Still in the age of antibiotics being given to livestock, probiotics seem like a good way to keep your gut populated with the right bacteria in between onslaughts. And for the general population just looking to stay healthy, they can’t hurt at all. But are all these little bugs something we should use to treat actual health issues?
Well, according to Gail Cresci, a dietitian and expert on probiotics from the Medical College of Georgia, Not Necessarily.
While ms Cresci is deep into the use of specific bacteria to treat specific imbalances, she cautions against a one size fits all approach. According to her, most of the supplements that people take are wasted, never delivering live cultures where they need to go. She cautions that antibiotics are a big problem for the gut, but also says something even more refreshing.
She says that what you eat to feed your bacteria is more important than supplementing. She recommends a balanced, real food diet, with 30% or less of calories from fat and less that 10% saturated, 25-30 gs fiber from whole grains, fruits and vegetables, and then some protein, preferably fiber rich plant sources like beans and nuts, and dairy if you can tolerate it.
So maybe it is less about buying powders and pills, and more about eating right?
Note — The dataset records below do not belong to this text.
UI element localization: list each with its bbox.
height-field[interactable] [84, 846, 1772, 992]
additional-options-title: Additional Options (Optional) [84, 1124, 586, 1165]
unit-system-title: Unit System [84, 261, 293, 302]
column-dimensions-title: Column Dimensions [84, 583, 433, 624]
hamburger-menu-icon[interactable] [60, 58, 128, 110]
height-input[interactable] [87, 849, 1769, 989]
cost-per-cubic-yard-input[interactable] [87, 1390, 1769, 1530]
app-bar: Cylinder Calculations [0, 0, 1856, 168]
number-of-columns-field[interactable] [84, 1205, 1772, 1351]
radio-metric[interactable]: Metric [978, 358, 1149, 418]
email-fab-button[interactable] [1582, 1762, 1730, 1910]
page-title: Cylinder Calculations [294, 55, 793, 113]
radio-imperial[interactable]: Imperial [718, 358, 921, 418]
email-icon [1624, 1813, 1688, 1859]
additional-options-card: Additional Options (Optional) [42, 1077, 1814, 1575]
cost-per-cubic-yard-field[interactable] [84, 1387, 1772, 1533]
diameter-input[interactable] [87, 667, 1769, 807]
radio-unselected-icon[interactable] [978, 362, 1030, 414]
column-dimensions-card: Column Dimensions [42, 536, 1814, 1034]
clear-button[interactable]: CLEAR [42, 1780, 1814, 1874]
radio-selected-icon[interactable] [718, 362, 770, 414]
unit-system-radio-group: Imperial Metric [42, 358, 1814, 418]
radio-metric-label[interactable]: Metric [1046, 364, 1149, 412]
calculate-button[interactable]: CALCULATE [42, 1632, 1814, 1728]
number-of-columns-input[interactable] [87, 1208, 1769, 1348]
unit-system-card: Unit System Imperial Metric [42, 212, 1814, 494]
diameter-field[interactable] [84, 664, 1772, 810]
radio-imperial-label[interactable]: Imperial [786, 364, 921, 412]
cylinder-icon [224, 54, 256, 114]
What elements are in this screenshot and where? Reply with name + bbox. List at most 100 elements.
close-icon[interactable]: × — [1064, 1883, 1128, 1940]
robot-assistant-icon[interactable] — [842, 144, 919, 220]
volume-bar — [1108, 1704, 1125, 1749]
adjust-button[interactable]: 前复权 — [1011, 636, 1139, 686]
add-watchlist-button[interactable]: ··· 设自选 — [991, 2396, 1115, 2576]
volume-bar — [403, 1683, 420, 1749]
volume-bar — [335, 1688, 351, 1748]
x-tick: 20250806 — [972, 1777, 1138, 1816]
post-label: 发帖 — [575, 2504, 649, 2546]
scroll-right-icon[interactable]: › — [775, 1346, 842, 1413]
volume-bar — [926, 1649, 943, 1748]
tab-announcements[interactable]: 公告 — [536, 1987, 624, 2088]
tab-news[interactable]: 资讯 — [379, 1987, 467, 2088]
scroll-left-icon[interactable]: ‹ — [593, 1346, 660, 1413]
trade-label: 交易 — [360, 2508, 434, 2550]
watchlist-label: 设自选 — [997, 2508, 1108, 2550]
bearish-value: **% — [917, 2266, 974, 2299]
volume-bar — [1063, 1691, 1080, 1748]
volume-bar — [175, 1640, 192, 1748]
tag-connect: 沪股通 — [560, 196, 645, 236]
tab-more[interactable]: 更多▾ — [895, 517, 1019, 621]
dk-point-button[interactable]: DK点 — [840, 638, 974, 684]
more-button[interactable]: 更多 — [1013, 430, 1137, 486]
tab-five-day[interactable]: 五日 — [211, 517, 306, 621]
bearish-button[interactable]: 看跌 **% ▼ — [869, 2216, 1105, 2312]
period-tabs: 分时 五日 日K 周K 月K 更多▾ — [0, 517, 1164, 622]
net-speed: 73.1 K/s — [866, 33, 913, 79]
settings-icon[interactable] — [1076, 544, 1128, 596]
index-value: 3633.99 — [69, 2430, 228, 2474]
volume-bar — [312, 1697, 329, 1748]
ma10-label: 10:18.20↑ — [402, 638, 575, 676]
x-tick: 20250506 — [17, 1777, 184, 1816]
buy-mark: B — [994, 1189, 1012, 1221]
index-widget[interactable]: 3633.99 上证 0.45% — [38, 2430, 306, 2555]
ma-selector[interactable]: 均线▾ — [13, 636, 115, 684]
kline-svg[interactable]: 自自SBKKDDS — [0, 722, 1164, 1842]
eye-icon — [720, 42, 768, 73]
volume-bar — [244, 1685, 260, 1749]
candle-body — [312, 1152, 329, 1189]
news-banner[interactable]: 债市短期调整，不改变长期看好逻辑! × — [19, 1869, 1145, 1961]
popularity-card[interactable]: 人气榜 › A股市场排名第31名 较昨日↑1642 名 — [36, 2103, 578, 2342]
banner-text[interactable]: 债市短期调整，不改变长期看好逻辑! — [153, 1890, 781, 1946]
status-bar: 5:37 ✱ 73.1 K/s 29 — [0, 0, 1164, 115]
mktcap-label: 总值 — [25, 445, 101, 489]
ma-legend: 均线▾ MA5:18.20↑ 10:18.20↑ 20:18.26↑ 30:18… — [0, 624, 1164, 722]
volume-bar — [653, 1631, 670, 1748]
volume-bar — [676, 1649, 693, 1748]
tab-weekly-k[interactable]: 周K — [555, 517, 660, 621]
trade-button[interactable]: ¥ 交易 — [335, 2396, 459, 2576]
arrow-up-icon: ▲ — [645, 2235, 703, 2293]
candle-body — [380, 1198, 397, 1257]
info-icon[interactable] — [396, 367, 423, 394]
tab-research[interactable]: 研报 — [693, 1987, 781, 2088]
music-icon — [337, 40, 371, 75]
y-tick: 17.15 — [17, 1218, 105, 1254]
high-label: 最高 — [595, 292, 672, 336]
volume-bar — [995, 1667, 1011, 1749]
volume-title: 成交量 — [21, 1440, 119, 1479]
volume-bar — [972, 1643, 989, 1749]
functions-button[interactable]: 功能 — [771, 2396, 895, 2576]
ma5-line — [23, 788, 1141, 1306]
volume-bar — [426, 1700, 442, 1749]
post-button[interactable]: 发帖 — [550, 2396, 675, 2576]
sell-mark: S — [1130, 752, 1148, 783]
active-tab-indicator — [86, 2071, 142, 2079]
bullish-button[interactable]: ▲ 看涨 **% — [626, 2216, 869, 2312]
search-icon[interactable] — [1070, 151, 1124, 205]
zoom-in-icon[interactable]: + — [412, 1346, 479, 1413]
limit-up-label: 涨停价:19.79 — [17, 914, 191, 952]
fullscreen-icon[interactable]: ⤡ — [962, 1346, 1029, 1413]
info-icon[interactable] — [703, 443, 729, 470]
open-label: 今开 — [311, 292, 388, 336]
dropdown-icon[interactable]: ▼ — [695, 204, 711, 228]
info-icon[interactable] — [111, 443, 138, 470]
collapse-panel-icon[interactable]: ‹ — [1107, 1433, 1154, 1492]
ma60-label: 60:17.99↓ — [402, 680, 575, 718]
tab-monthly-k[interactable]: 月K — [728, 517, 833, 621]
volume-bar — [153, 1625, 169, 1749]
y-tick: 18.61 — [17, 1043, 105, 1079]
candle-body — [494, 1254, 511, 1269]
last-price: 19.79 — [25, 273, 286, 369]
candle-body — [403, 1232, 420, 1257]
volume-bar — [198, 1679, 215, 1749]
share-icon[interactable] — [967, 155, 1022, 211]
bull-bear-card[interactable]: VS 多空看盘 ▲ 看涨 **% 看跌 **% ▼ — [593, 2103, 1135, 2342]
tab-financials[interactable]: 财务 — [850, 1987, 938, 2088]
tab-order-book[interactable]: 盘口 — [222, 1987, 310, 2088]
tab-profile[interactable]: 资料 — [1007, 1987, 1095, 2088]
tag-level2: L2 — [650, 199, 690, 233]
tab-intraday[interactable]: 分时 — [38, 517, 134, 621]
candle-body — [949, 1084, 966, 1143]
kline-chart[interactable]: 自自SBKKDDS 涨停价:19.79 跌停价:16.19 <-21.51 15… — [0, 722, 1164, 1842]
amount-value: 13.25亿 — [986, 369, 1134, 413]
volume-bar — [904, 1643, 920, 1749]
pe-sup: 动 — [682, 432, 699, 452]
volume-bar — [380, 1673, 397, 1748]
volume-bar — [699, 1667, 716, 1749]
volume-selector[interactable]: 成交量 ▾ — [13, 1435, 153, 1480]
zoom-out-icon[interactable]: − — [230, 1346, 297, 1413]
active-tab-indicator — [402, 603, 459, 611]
She must not be on the payroll of a supplement manufacturer.
So, eat plenty of fermented foods, especially with live cultures, to keep your internal populations flourishing, and to reap the many other benefits of fermentation. Vegans who don’t want to eat yogurt can eat other live culture foods. Check out kefir and kraut and kimchee. Don’t fall for ads that claim one brand of yogurt will save you. Eat a good, balanced diet that feeds your friends as well as you.
LOL – this is a great article! It does seem like many products and companies are getting trendy with claims on probiotics. Honestly though, before any thing about probiotics was really even “out there” and our little boy did suffer terribly from severe Eczema (which by the way I am glad to see you added something on dermatitis) and the only thing that helped him was his Belly Boost. This children’s probiotic was recommended to me from my step-dad and I had never heard of them. It turns out that it was the best thing we could have ever chosen to give our baby. What a blessing!
Now I agree with you though about all the hype with yogurt. It is just crazy! Do you know how much yogurt you’d have to eat to get what just one supplement has? I would never be able to eat that much – and oh the calories. GAH! It is too bad that there are people who believe these claims really. But I am thrilled at all of the research going on with their benefits.
Great article, Robin. I’ve become a believer in the cleansing power of kefir in conjunction with a well-balanced diet. Plus, I just really like kefir’s thick, dairy tang.
It’s good to mix it up, isn’t it? I put plain kefir on my breakfast every morning. And a spoonful of kim chee or a smear of ume plum paste is much tastier than sugary yogurt.